排泄介助で心がけたいこと
排泄は人が生活する中で欠かせない生理現象。排泄をサポートする「排泄介助」は、介護の業務でも重要なケアです。ですが介助される側にとって、人の手を借りることに「恥ずかしさ」を感じる人も多いでしょう。相手の気持ちを汲んだうえで、上手に排泄をサポートするポイントを紹介します。
【プライバシーを確保する】
排泄はプライベートな行為のため、介助が必要な時でも相手のプライバシーが確保できるトイレ環境が理想的です。例えば、トイレに手すりがあれば自分で座ることもできて介助する負担も減らせますし、介助される側もプライバシーが確保できます。
【転倒に注意する】
排泄介助している際には転倒する恐れもあります。トイレへの出入りを安全に行い、転倒を防ぐため、ドアを引き戸か外開きにする、段差をなくすなど安心して利用できる環境を作りましょう。排泄の準備中は姿勢が不安定になりがちなので、トイレに座るまで見守ってあげましょう。また、冬はトイレの中と外の温度差が大きいので、普段からトイレの室内を温めておく配慮も必要です。万が一、トイレ中に体調が悪くなることも想定し、あらかじめ呼び鈴やブザーを設置しておくと良いでしょう。
【排泄のサイクルを把握する】
高齢者の認知症の場合、尿意や便意が分かりにくいのですが、そのような時は普段の排泄時間をチェックし、排泄サイクルを把握しておきましょう。そわそわするなど、「もしかして排泄のサインかも…」と思ったら、早めにトイレに誘導してあげましょう。また、高齢者はお腹の筋力も低下しているため便秘になりがちです。朝食後にトイレ習慣をつけておくなど便秘予防にも対処しましょう。
【言葉のかけ方や視線に気をつける】
排泄物の量や臭いに関する話は避けて、介助中は楽しい会話を心がけてください。排泄物を観察することは、体の異常に早く気づける良い面もありますが、本人の自尊心を傷つけないようにさりげなく観察するのが良いでしょう。
【急かしたり責めたりしない】
排泄介助は、サポートする側にとっても、体力や精神的に負担がかかるものですが、急かすことはやめましょう。介助される側も、恥ずかしさや情けなさなど複雑な感情を持っています。本人の感情も汲みとり、自尊心を傷つけないように言葉を選んで話しましょう。
排泄介助の基本的な手順
ここまでは、排泄介助をするうえの心構えについて紹介しました。最後に基本的な排泄介助の手順について解説します。以下の流れで、優しくサポートしてください。
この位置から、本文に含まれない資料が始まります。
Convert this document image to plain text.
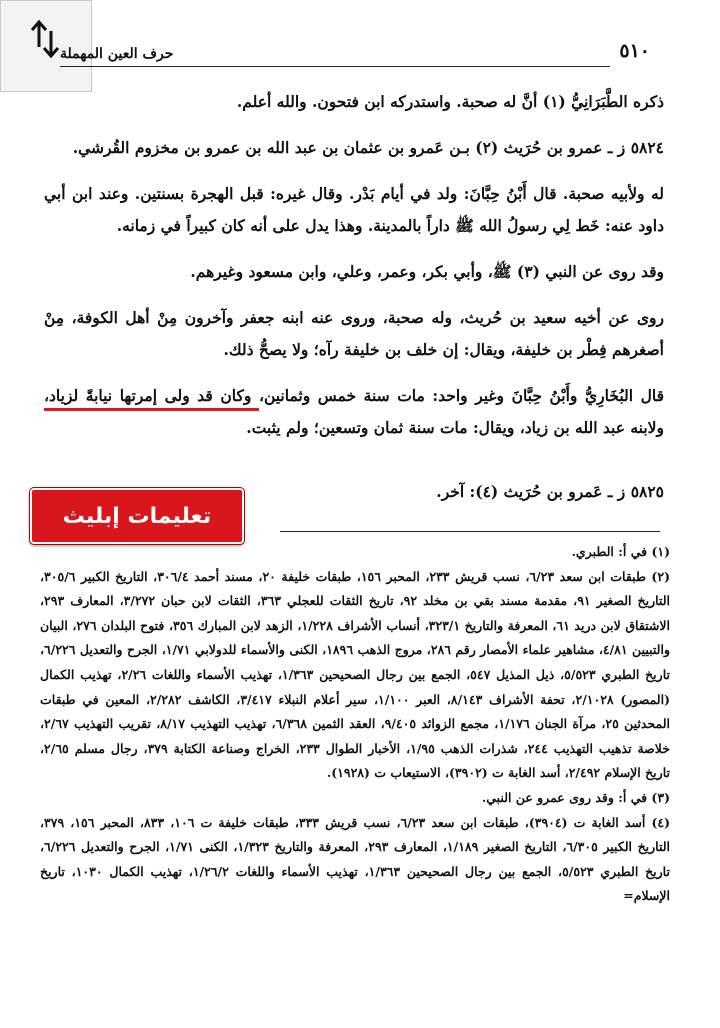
حرف العين المهملة	٥١٠

ذكره الطَّبَرَانِيُّ (١) أنَّ له صحبة. واستدركه ابن فتحون. والله أعلم.

٥٨٢٤ ز ـ عمرو بن حُرَيث (٢) بـن عَمرو بن عثمان بن عبد الله بن عمرو بن مخزوم القُرشي.

له ولأبيه صحبة. قال أَبْنُ حِبَّانَ: ولد في أيام بَدْر. وقال غيره: قبل الهجرة بسنتين. وعند ابن أبي داود عنه: خَط لِي رسولُ الله ﷺ داراً بالمدينة. وهذا يدل على أنه كان كبيراً في زمانه.

وقد روى عن النبي (٣) ﷺ، وأبي بكر، وعمر، وعلي، وابن مسعود وغيرهم.

روى عن أخيه سعيد بن حُريث، وله صحبة، وروى عنه ابنه جعفر وآخرون مِنْ أهل الكوفة، مِنْ أصغرهم فِطْر بن خليفة، ويقال: إن خلف بن خليفة رآه؛ ولا يصحُّ ذلك.

قال البُخَارِيُّ وأَبْنُ حِبَّانَ وغير واحد: مات سنة خمس وثمانين، وكان قد ولى إمرتها نيابةً لزياد، ولابنه عبد الله بن زياد، ويقال: مات سنة ثمان وتسعين؛ ولم يثبت.

٥٨٢٥ ز ـ عَمرو بن حُرَيث (٤): آخر.
تعليمات إبليث

(١) في أ: الطبري.

(٢) طبقات ابن سعد ٦/٢٣، نسب قريش ٢٣٣، المحبر ١٥٦، طبقات خليفة ٢٠، مسند أحمد ٣٠٦/٤، التاريخ الكبير ٣٠٥/٦، التاريخ الصغير ٩١، مقدمة مسند بقي بن مخلد ٩٢، تاريخ الثقات للعجلي ٣٦٣، الثقات لابن حبان ٣/٢٧٢، المعارف ٢٩٣، الاشتقاق لابن دريد ٦١، المعرفة والتاريخ ٣٢٣/١، أنساب الأشراف ١/٢٢٨، الزهد لابن المبارك ٣٥٦، فتوح البلدان ٢٧٦، البيان والتبيين ٤/٨١، مشاهير علماء الأمصار رقم ٢٨٦، مروج الذهب ١٨٩٦، الكنى والأسماء للدولابي ١/٧١، الجرح والتعديل ٦/٢٢٦، تاريخ الطبري ٥/٥٢٣، ذيل المذيل ٥٤٧، الجمع بين رجال الصحيحين ١/٣٦٣، تهذيب الأسماء واللغات ٢/٢٦، تهذيب الكمال (المصور) ٢/١٠٢٨، تحفة الأشراف ٨/١٤٣، العبر ١/١٠٠، سير أعلام النبلاء ٣/٤١٧، الكاشف ٢/٢٨٢، المعين في طبقات المحدثين ٢٥، مرآة الجنان ١/١٧٦، مجمع الزوائد ٩/٤٠٥، العقد الثمين ٦/٣٦٨، تهذيب التهذيب ٨/١٧، تقريب التهذيب ٢/٦٧، خلاصة تذهيب التهذيب ٢٤٤، شذرات الذهب ١/٩٥، الأخبار الطوال ٢٣٣، الخراج وصناعة الكتابة ٣٧٩، رجال مسلم ٢/٦٥، تاريخ الإسلام ٢/٤٩٢، أسد الغابة ت (٣٩٠٢)، الاستيعاب ت (١٩٢٨).

(٣) في أ: وقد روى عمرو عن النبي.

(٤) أسد الغابة ت (٣٩٠٤)، طبقات ابن سعد ٦/٢٣، نسب قريش ٣٣٣، طبقات خليفة ت ١٠٦، ٨٣٣، المحبر ١٥٦، ٣٧٩، التاريخ الكبير ٦/٣٠٥، التاريخ الصغير ١/١٨٩، المعارف ٢٩٣، المعرفة والتاريخ ١/٣٢٣، الكنى ١/٧١، الجرح والتعديل ٦/٢٢٦، تاريخ الطبري ٥/٥٢٣، الجمع بين رجال الصحيحين ١/٣٦٣، تهذيب الأسماء واللغات ١/٢٦/٢، تهذيب الكمال ١٠٣٠، تاريخ الإسلام=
1.トイレに入り、高齢者に手すりをしっかりと握ってもらいます。
2.手すりを握ってもらい立ったまま、介助者は(声をかけてから)後ろからズボンや下着を下ろします。
3.高齢者は利き手で手すりを握り、介助者は前から高齢者の腰を支えながら両足の間に介助者の片足を入れます。
4.おじぎをするようにゆっくりと便座に座ってもらいます。
5.座位が保てる場合は「終わったら呼んでください」と声をかけて介助者は一度退室します
6.排泄が終わるまでドアやカーテンの外で待ちます。(鍵はかけません)
7.排泄が終わった合図があったら介助者が再びトイレに入ります。
8.高齢者に手すりをしっかりと握ってもらい、介助者は腰を支えて少し浮かせ、前から後ろに向けてお尻を拭きます。
9.介助者はズボンや下着を膝のあたりまで上げておきます。手すりを握った状態で、高齢者の腰を抱えて両足を介助者の足で支え、ズボンや下着を上げます。
(終了)
安心して排泄できるようトイレ環境を整えることが第一ですが、介助する人の心構えが最も大切です。本人の意思を尊重しながら必要な介助だけサポートしましょう。将来、自分が介助される側になった時も考え、本人の気持ちにも寄り添ってあげてください。